O que corrompe essa espontaneidade, ainda segundo o anarquista, é a hierarquização da 
sociedade, o domínio de uns por outros, as punições e as regras, ou seja, a destruição da liberdade dos 
indivíduos. E para o anarquista, isso é culpa do Estado. Por isso, ele defende a abolição do Estado, 
porque o Estado seria incompatível com a realização de cada indivíduo. O indivíduo vive em paz e em 
harmonia com os outros sem o Estado e, nesse sentido, vive substancialmente melhor do que com um 
Estado que permanentemente coage o indivíduo. 
Para o anarquista, o homem é por natureza um ser livre e responsável, consciente dos seus 
deveres e das suas responsabilidades perante os outros e perante si mesmo, que tem a capacidade de 
dar princípios a si próprio, sem ter que necessariamente obedecer a ordens ou princípios exteriores que 
limitam a sua liberdade natural e o mantêm numa situação de menoridade. 
 
- Karl Marx: O Estado favorece uns e prejudica outros. 
 
Karl Marx (1818-1883) foi um filósofo alemão de origem judia, fundador da corrente de 
pensamento marxista. No século XX aproximadamente metade da humanidade viveu décadas sob 
regimes políticos inspirados no pensamento de Marx. Defendeu que o comunismo seria a única forma 
de abolir a exploração de um ser humano por outro. 
Para Marx, a história tem sido marcada pela luta entre duas classes. Com a Revolução Industrial, 
a desigualdade entre essas classes intensificou-se, sendo uma a burguesia, detentora da maior parte da 
riqueza da sociedade e a outra o proletariado, que vive na miséria fruto da exploração a que é sujeito 
por parte da burguesia. 
O Estado, quando devia ter um papel de regulador destas desigualdades, apenas contribui, 
segundo Marx, para manter ou promover essa mesma desigualdade. Uma classe, a burguesia, tem mais 
direitos e melhores condições de vida do que o proletariado, melhores condições essas resultantes da 
escravização imposta a esta classe trabalhadora. 

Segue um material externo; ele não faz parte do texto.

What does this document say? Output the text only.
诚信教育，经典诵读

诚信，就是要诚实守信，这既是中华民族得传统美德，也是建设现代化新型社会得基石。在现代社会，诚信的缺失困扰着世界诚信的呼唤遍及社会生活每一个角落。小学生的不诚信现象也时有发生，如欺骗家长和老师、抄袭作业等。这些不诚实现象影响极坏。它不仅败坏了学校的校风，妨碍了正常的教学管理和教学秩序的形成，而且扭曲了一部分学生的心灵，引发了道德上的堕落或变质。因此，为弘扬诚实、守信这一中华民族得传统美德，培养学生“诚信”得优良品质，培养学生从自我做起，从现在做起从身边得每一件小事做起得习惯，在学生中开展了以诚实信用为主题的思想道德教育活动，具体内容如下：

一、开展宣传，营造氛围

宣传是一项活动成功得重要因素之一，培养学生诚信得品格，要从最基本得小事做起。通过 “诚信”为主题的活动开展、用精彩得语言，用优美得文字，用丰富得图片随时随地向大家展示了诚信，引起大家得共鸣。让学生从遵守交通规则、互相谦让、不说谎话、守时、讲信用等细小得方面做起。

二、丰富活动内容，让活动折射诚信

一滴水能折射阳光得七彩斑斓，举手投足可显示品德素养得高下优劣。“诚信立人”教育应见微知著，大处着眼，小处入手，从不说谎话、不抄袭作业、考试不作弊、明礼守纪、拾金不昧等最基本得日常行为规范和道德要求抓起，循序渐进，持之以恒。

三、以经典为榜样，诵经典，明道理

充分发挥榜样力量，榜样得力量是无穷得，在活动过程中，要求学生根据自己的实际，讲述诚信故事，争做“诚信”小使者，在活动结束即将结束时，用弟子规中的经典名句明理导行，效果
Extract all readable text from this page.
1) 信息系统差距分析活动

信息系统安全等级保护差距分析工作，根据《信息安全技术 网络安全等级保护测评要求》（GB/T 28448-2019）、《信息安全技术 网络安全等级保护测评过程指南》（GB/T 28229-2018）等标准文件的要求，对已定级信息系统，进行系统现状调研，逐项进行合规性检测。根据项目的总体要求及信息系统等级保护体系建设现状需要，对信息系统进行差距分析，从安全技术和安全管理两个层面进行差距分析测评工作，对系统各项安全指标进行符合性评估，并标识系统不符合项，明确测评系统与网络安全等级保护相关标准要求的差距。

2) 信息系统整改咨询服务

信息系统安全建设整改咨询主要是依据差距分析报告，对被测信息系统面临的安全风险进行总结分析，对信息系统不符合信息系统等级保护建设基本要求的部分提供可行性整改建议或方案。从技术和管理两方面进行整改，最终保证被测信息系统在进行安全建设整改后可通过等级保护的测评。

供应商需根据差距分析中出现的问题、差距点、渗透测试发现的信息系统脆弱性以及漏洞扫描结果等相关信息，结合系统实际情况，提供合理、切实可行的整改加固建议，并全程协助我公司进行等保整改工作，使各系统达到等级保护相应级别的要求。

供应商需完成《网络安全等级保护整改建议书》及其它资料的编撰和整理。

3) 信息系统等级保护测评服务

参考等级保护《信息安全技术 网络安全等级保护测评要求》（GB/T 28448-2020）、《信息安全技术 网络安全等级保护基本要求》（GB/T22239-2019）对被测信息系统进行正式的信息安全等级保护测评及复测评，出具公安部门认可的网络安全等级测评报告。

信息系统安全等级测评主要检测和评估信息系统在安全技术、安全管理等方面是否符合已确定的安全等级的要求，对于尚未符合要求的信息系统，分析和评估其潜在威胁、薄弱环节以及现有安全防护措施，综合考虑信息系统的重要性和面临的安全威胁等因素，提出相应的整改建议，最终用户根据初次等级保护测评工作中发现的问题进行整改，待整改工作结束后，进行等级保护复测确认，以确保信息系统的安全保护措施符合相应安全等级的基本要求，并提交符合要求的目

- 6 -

Para Marx, este antagonismo de bens materiais e qualidade de vida entre os indivíduos não é 
sustentável. Se o Estado continua a manter esta situação e nada faz para resolvê-la, não faz falta à 
sociedade e, por isso, tem de ser abolido. Assim, compreende-se que a necessária melhoria das 
condições de vida dos indivíduos passe pela extinção do Estado. Tal é o objetivo último de Marx: 
tornar o mundo mais humano nas relações entre os indivíduos, através da abolição do Estado.